The simple legislative procedure used in adopting any regular legislation in Parliament can be used to change a number of Constitutional clauses. This is accomplished without a quorum by a majority of those present and voting. Article 368 does not expressly mention these “less significant” clauses. Such provisions, however, are not covered by Article 368 in other parts of the Constitution, establishing a distinct category. A variation of the phrase “no such law can be considered to be an amendment of the Constitution for its intended purpose of Article 368” appears in a number of laws, including Article 4, which specifies that Parliament may make modifications pertaining to the structure of states. This includes amending the names of states, allowing new states to join the Union, and redesigning state borders.
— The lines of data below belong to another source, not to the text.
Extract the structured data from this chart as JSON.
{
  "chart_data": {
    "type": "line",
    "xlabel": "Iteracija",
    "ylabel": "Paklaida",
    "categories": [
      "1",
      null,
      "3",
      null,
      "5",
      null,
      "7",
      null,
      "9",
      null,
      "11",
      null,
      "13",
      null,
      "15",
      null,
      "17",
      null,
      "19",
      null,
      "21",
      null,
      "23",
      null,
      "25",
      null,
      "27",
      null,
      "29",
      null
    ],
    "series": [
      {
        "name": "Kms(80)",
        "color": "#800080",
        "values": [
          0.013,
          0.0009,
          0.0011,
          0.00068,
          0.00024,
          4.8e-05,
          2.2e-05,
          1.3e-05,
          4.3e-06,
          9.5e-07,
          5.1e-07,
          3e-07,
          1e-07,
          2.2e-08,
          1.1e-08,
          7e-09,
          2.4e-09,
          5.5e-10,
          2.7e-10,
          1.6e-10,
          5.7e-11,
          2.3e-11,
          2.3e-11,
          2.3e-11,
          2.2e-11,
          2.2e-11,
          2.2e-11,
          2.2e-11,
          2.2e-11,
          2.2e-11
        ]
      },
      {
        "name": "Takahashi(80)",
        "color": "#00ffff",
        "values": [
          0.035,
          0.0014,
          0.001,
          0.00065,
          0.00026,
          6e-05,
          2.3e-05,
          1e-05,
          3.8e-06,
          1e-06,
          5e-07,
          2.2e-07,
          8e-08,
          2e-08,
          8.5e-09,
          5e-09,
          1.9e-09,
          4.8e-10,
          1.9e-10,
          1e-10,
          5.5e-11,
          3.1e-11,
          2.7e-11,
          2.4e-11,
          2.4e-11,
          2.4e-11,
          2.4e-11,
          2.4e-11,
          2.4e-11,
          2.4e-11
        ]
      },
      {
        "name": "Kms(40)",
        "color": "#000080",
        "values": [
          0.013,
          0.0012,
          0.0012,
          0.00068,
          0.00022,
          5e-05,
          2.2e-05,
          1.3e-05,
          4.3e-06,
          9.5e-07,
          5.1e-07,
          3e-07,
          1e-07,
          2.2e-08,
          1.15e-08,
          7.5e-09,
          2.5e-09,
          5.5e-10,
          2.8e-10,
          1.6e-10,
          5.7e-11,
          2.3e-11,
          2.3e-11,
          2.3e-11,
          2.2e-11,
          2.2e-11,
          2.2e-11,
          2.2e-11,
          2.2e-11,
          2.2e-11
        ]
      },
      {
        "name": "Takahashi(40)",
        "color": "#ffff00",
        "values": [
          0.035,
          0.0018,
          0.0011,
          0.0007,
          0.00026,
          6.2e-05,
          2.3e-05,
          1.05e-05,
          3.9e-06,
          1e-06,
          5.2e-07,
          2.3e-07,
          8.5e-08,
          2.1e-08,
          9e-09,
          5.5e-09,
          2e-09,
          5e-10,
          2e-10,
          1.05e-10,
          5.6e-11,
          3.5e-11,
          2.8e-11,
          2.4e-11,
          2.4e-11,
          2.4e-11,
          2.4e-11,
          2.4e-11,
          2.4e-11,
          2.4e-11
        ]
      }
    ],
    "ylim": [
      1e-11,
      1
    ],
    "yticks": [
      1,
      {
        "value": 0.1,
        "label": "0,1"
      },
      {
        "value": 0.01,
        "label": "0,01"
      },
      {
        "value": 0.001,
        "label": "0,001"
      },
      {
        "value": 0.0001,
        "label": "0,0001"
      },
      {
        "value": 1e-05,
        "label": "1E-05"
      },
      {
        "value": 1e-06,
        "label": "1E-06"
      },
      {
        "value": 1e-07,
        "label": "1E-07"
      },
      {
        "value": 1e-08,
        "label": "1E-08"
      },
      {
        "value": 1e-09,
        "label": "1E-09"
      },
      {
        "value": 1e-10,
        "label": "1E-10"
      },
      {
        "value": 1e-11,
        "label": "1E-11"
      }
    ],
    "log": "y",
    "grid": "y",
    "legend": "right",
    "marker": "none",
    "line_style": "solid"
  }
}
Total membership, as defined by Rule 158 of the Lok Sabha Rules, refers to all members of the House, regardless of any current absences or absences. According to the Law Commission’s recommendations, at least five amendments to Articles 83, 85, 172, 174, and 356 of the Constitution would be needed in order to conduct simultaneous elections. Additionally, it was recommended that the constitutional revisions be ratified by at least 50% of the States in the Law Commission’s draught report on simultaneous elections in 2018. Article 174 of this deals with the dissolution of State Assemblies, while Article 356 is the most important one and deals with imposing the President’s Rule in States.[ G Sampath, “One Nation One Election: How feasible is it and what would be its impact?”, The Hindu (8 Sep, 2023)
The Supreme Court previously noted that election-related practices like the disbursement of gifts, subsidies, short-term political promises, etc. undermine a free and fair electoral process. Furthermore, holding free and fair elections is an essential component of the fundamental design of the Indian Constitution. The reality that the government process is largely suspended during elections cannot be disputed. In light of this, the idea is that it would be preferable to have all elections at once in order to prevent persistent obstacles rather than constantly contesting elections, which would provide persistent inhibitions to the stable government process.
Governments frequently embrace populist policies in order to win elections as a result of frequent elections. Given that elected officials will hold office for longer periods of time, ONOE might help create a more stable political climate. This motivates them to choose long-term national welfare over expedient political benefits. Moreover, Political stability has a big impact on investment choices. Investors may be put off by the unpredictable nature of regular elections. In order to increase India’s appeal to both domestic and foreign investors and promote economic growth and job creation, ONOE can offer clarity and political stability.
It goes without saying that if state politics affect national elections, it would result in unstable administrations, which would be against the federalist principle. Additionally, the potential for ambiguous mandates may call for repeated new elections. While cost-cutting measures are mentioned, even in non-partisan panchayat and local body votes, expenditures have increased. Many believe that integrating these surveys is impossible and, in the long run, dangerous to democratic values. A decision as critical as this needs to be carefully analysed and carefully implemented so that the original purpose is not disregarded. There is a complicated constitutional terrain involved in implementing ONOE in India. It would need changes to a number of important sections in the Constitution, careful consideration of federalism and state sovereignty, and the creation of a strong legal system. It also requires widespread agreement from the public and political stakeholders. Although ONOE has the potential to simplify the voting process and offer a number of advantages, its effective implementation will call for careful preparation and constitutional changes.